Yedi Harika III: Artemision

Yedi harika turunun üçüncü durağı Efes'teyiz. Tarihi İyonya'nın en önemli ticaret kentlerinden biri olan Efes, aslen hayli eski bir kent. Çok daha önce Abasa adında Hititler!in Ahhiyawa dedikleri batı Anadolu'da kurulmuş bir kenttir (yaklaşık M.Ö. 1500'ler). Ancak bir İyonya kenti olan ve bildiğimiz Efes olmaya başlaması, Ege Göçleri ve Tunç Çağı'nın Çöküşü olarak bilinen karanlık çağda olmuş. O nedenle mitolojik pek çok kuruluş öyküsü bulunmakta: Herodot, şehrin Amazon Kraliçesi Efos tarafından kurulduğunu söyler. Bir başka efsaneye göre, Atinalı bir prens olan Androklos tarafından kurulduğu söylenir. Bu prens, aynı zamanda 12 şehir devletinden oluşan İyon Birliği'ni de kuran kişi olacaktır. Her nasıl kurulduysa, Efes M.Ö. 660'ta Kimmerler Anadolu'yu tarumar ederken ve Frigler'i yok ederken Efes'i ve tabii o sırada orada bulunan Artemis'e adanmış mabeti de atlamamışlardı. Ancak bu mabet, dünya harikası olan ve Artemision adıyla da anılan tapınak değildi.

Efesli Artemis, Yunanistan'daki Artemis ve Roma'daki Diana'dan biraz daha farklıydı. Eski Yunan ve Eski Roma'da Artemis bir Ay ve Avlanma Tanrıçası iken, Efes'te aynı zamanda Bereket Tanrıçası'ydı da, o da Anadolu kökenli olan Kibele ile bir şekilde bağlantı kurulmasından kaynaklanıyordu. Yunanistan ve Roma'daki figüründen de farklı olarak, bereketi de simgeleyecek şekilde Tapınak'taki heykelinde pek çok göğsü olan bir kadın formundaydı.

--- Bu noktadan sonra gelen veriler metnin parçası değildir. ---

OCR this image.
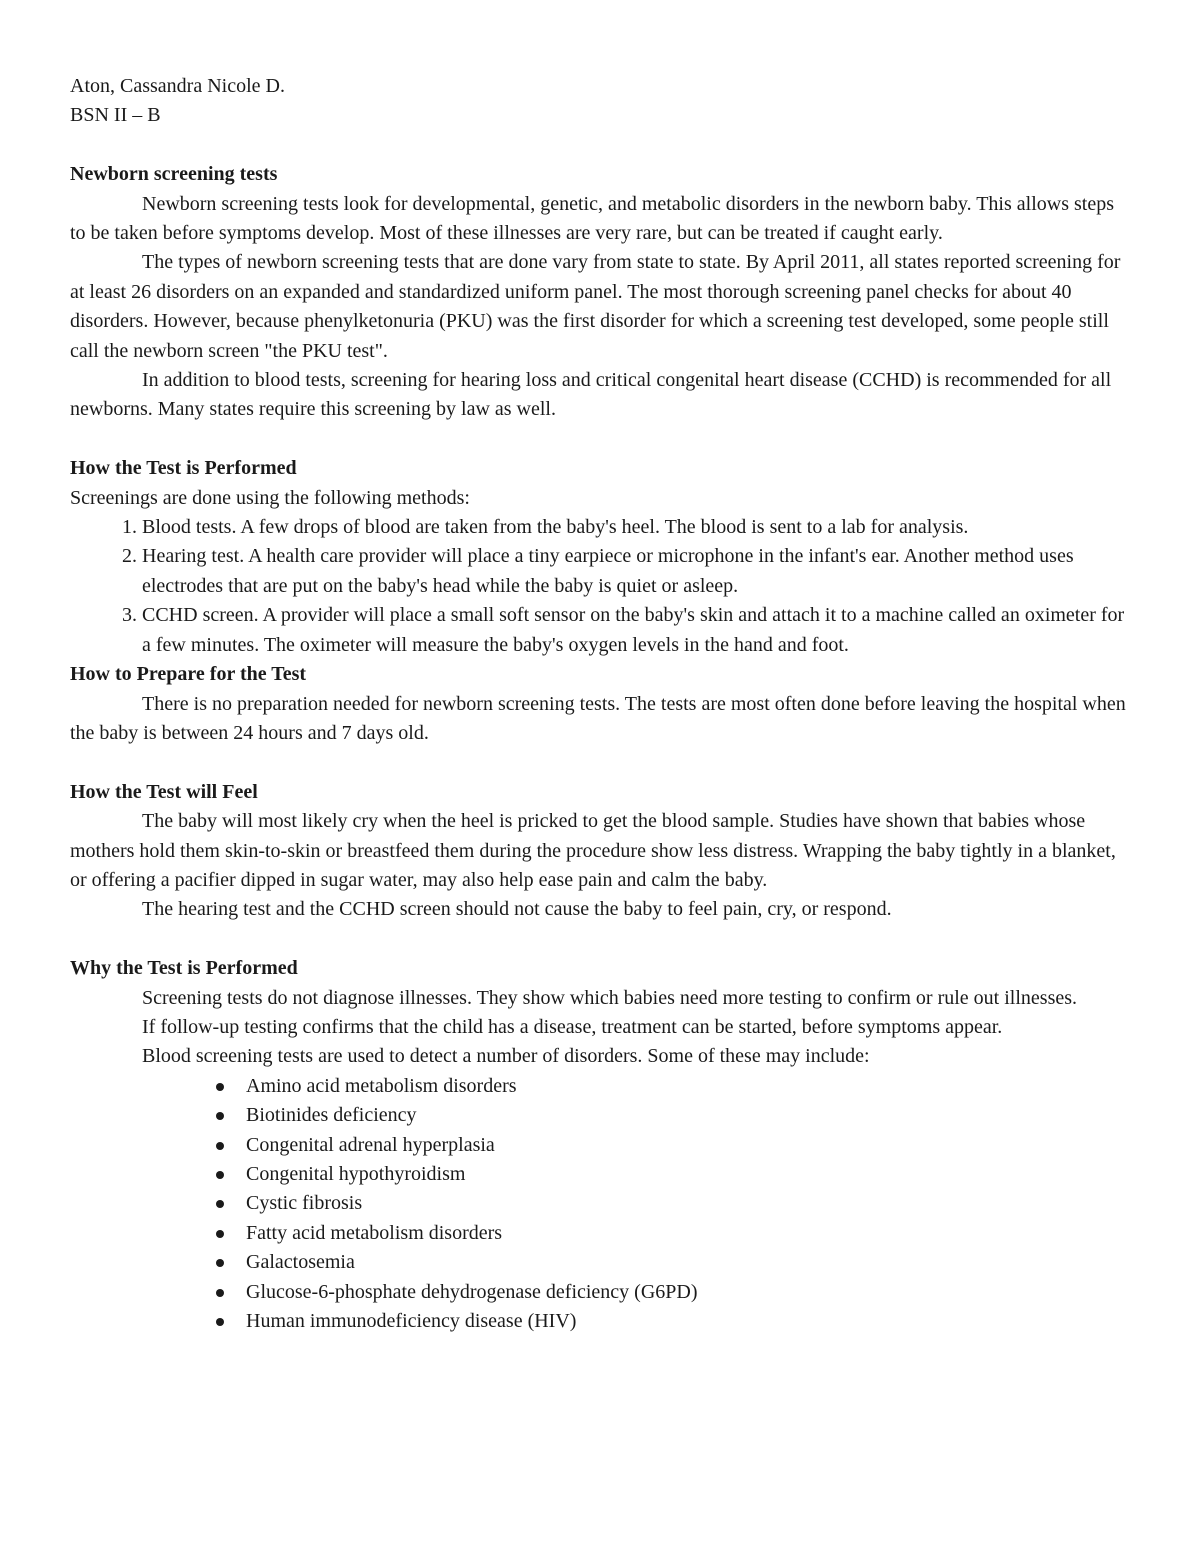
Aton, Cassandra Nicole D.
BSN II – B
Newborn screening tests

Newborn screening tests look for developmental, genetic, and metabolic disorders in the newborn baby. This allows steps to be taken before symptoms develop. Most of these illnesses are very rare, but can be treated if caught early.

The types of newborn screening tests that are done vary from state to state. By April 2011, all states reported screening for at least 26 disorders on an expanded and standardized uniform panel. The most thorough screening panel checks for about 40 disorders. However, because phenylketonuria (PKU) was the first disorder for which a screening test developed, some people still call the newborn screen "the PKU test".

In addition to blood tests, screening for hearing loss and critical congenital heart disease (CCHD) is recommended for all newborns. Many states require this screening by law as well.

How the Test is Performed
Screenings are done using the following methods:
1. Blood tests. A few drops of blood are taken from the baby's heel. The blood is sent to a lab for analysis.
2. Hearing test. A health care provider will place a tiny earpiece or microphone in the infant's ear. Another method uses electrodes that are put on the baby's head while the baby is quiet or asleep.
3. CCHD screen. A provider will place a small soft sensor on the baby's skin and attach it to a machine called an oximeter for a few minutes. The oximeter will measure the baby's oxygen levels in the hand and foot.
How to Prepare for the Test

There is no preparation needed for newborn screening tests. The tests are most often done before leaving the hospital when the baby is between 24 hours and 7 days old.

How the Test will Feel

The baby will most likely cry when the heel is pricked to get the blood sample. Studies have shown that babies whose mothers hold them skin-to-skin or breastfeed them during the procedure show less distress. Wrapping the baby tightly in a blanket, or offering a pacifier dipped in sugar water, may also help ease pain and calm the baby.

The hearing test and the CCHD screen should not cause the baby to feel pain, cry, or respond.

Why the Test is Performed

Screening tests do not diagnose illnesses. They show which babies need more testing to confirm or rule out illnesses.

If follow-up testing confirms that the child has a disease, treatment can be started, before symptoms appear.

Blood screening tests are used to detect a number of disorders. Some of these may include:

Amino acid metabolism disorders
Biotinides deficiency
Congenital adrenal hyperplasia
Congenital hypothyroidism
Cystic fibrosis
Fatty acid metabolism disorders
Galactosemia
Glucose-6-phosphate dehydrogenase deficiency (G6PD)
Human immunodeficiency disease (HIV)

Lidya kralı Krezüs, Giritli mimar Chersiphron'a M.Ö. 550'de Artemis için muhteşem bir tapınak tasarlama emrini vermişti. Tasarlanan yapının tamamlanması aşağı yukarı 120 yıl sürdü. Bir tapınak olmanın yanında Artemision aynı zamanda ticari bir merkezdi. Onlarca mermer sütunu, değerli madenlerle kaplı süslemeleri, taş işçiliği ve ihtişamıyla göz kamaştıran bir yapı olduğuna şüphe yok.

Ancak bu ilk Artemision, M.Ö. 21 Temmuz 356'da Herostratus adındaki genç bir adam tarafından - tarihe geçme amacıyla - ateşe verilerek yok edildi. Efes'i yöneten Konsey, bu 'deli'nin idamına karar verdiği gibi, her türlü kayıttan isminin çıkartılmasına ve isminin bir daha kimsece anılmamasına ya da kimseye verilmemesine karar verdi. Aksini yapanların cezası ölüm olacaktı (Roma'da çok sık rastlanan bu cezaya damnatio memoriae, yani hatıranın lanetlenmesi denir). Büyük İskender'in doğduğu gece tapınağın yanması, sonradan İskender'in kendisini tanrılaştırması yönündeki çabaları çerçevesinde, Tanrıça'nın İskender'in doğumunu izlediği için tapınağıyla ilgilenemediği efsanesini yarattı.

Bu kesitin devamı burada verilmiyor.